Credit life insurance
Typically, you will be offered credit life insurance when you get your mortgage or other major loan such as a car loan. If you take out credit life insurance, your loan will be repaid based on your policy after your death.
As your loan matures and the outstanding amount decreases, the policy’s death benefit also decreases. Because credit life insurance is a guaranteed expense, health screening is usually not required. Note that the credit life insurance is paid directly to your creditor rather than your heirs.
Term life insurance
The death benefit from term life insurance can also be used to repay a debt. If you have a large source of debt, such as For example, a mortgage, you can take out term life insurance that covers the entire term of your loan. You can also choose to cover debts for which you have a co-signer with life insurance.
For example, let’s say you have a $ 1,000,000 mortgage. So you want a death benefit that covers these costs. Term life insurance only pays the death benefit if you die within the term of the policy. If your mortgage has a 30 year term, you will likely want a term that covers the same period.
Your monthly premiums are based on the length of your term, death benefit, age and possibly other factors such as your health. The annual premium for a life of $ 1,000,000 can range from $ 514 (for a 20 year old woman) to $ 1,894 (for a 40 year old man) for a term of 30 years.

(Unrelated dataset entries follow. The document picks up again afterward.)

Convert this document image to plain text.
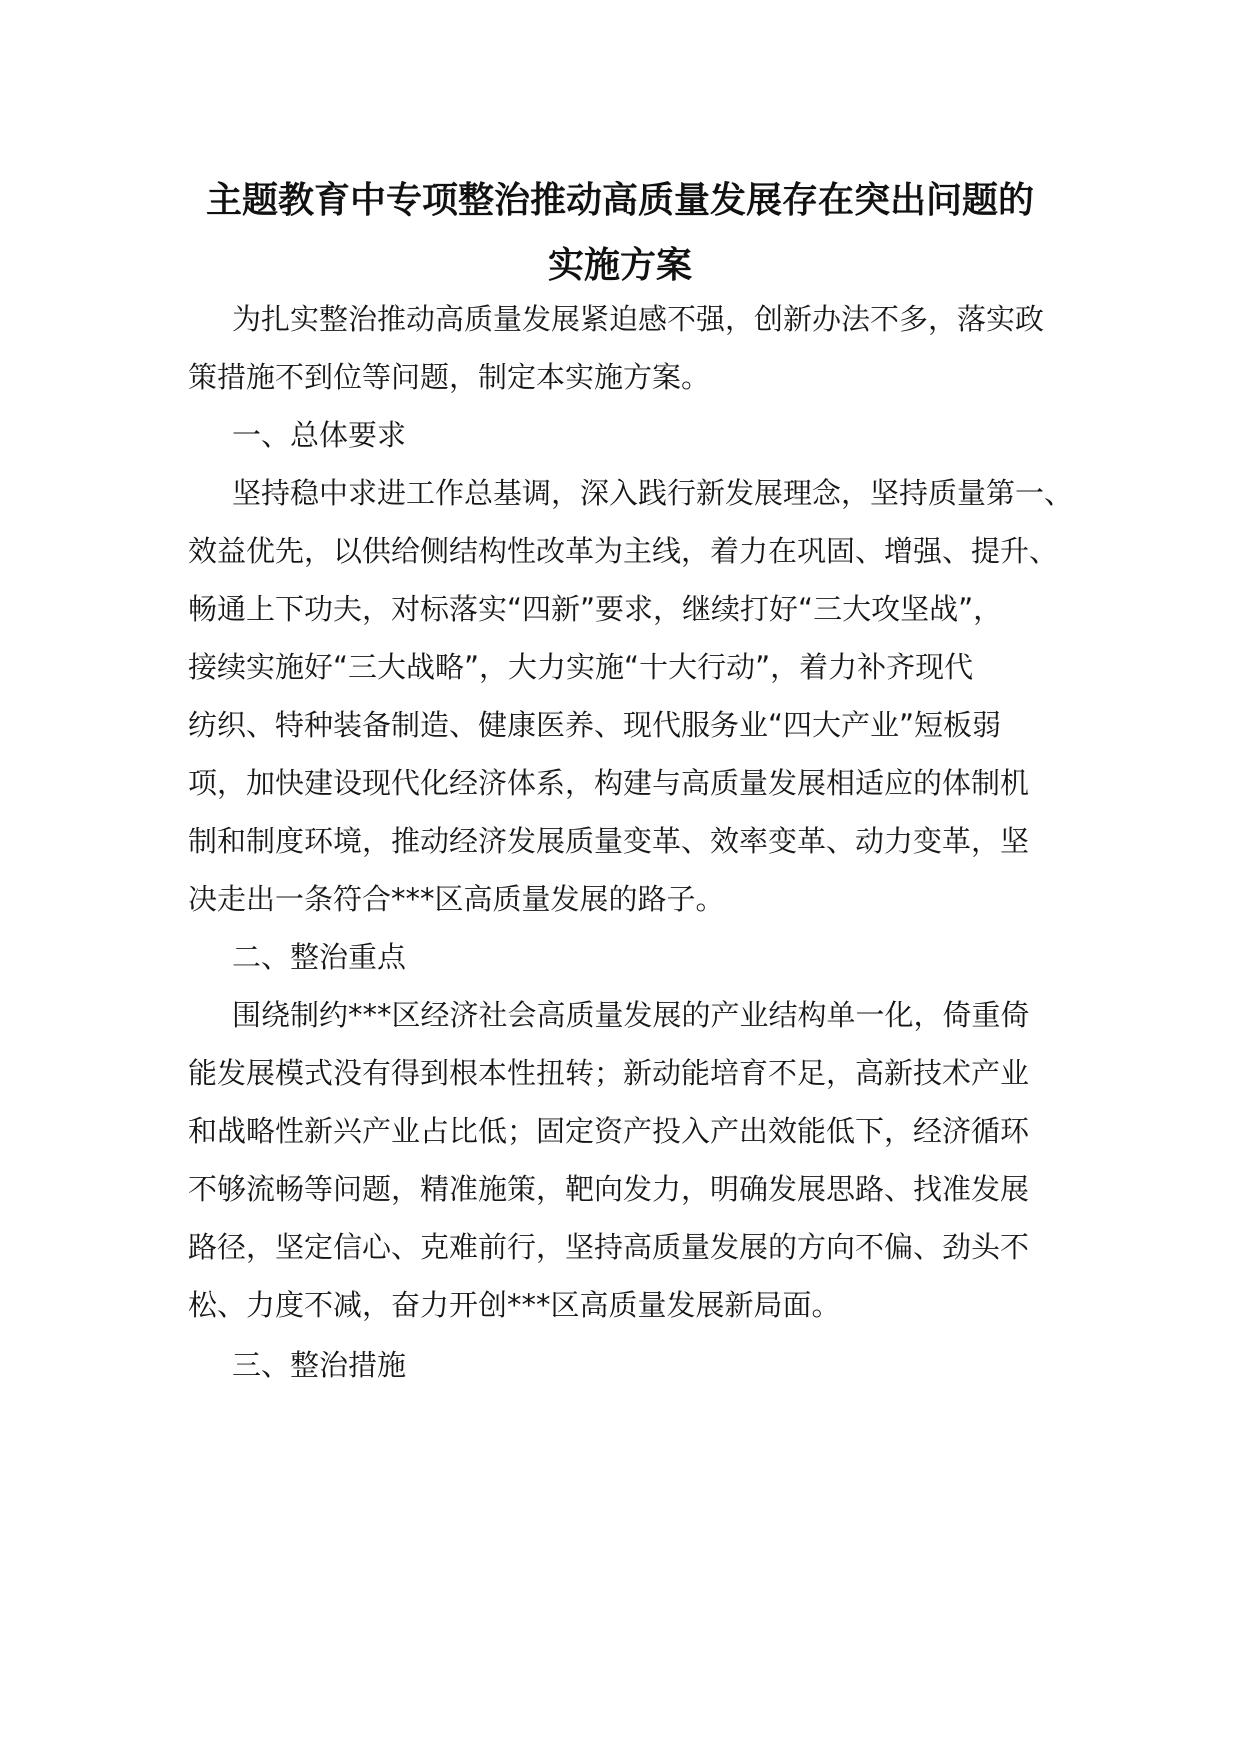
主题教育中专项整治推动高质量发展存在突出问题的
实施方案
为扎实整治推动高质量发展紧迫感不强，创新办法不多，落实政
策措施不到位等问题，制定本实施方案。
一、总体要求
坚持稳中求进工作总基调，深入践行新发展理念，坚持质量第一、
效益优先，以供给侧结构性改革为主线，着力在巩固、增强、提升、
畅通上下功夫，对标落实“四新”要求，继续打好“三大攻坚战”，
接续实施好“三大战略”，大力实施“十大行动”，着力补齐现代
纺织、特种装备制造、健康医养、现代服务业“四大产业”短板弱
项，加快建设现代化经济体系，构建与高质量发展相适应的体制机
制和制度环境，推动经济发展质量变革、效率变革、动力变革，坚
决走出一条符合***区高质量发展的路子。
二、整治重点
围绕制约***区经济社会高质量发展的产业结构单一化，倚重倚
能发展模式没有得到根本性扭转；新动能培育不足，高新技术产业
和战略性新兴产业占比低；固定资产投入产出效能低下，经济循环
不够流畅等问题，精准施策，靶向发力，明确发展思路、找准发展
路径，坚定信心、克难前行，坚持高质量发展的方向不偏、劲头不
松、力度不减，奋力开创***区高质量发展新局面。
三、整治措施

Make sure you designate a specific beneficiary so that life insurance doesn’t go straight into your assets where creditors might have access to.
Although life insurance is typically more expensive, it will build cash value throughout your life that you can withdraw to repay debts while you are still alive. Your heirs can also use the death benefit to pay off debts such as mortgages or car loans.
Life insurance premiums also vary based on the age at which you took out your insurance, gender, age and the amount insured. Health can also affect your premiums. For example, a smoker can make your life insurance more expensive.
All of life can be considerably more expensive. For example, a 40 year old woman could get $ 80 per month for 20 year life insurance with a term of $ 1,000,000 and over $ 1,000 per month for life insurance over $ 1,000,000 per month.
The bottom line
While there are many scenarios where you will not be liable for the debts of a deceased loved one, there are enough ways you can cause a significant financial crisis if you are not prepared.
One of the best ways to prepare is to make sure that your loved one has adequate life insurance to cover their debts and that you are identified as the beneficiary. This can be especially important if you are the co-signer of a loan or if you are concerned about paying the mortgage on a home that you share with your family member.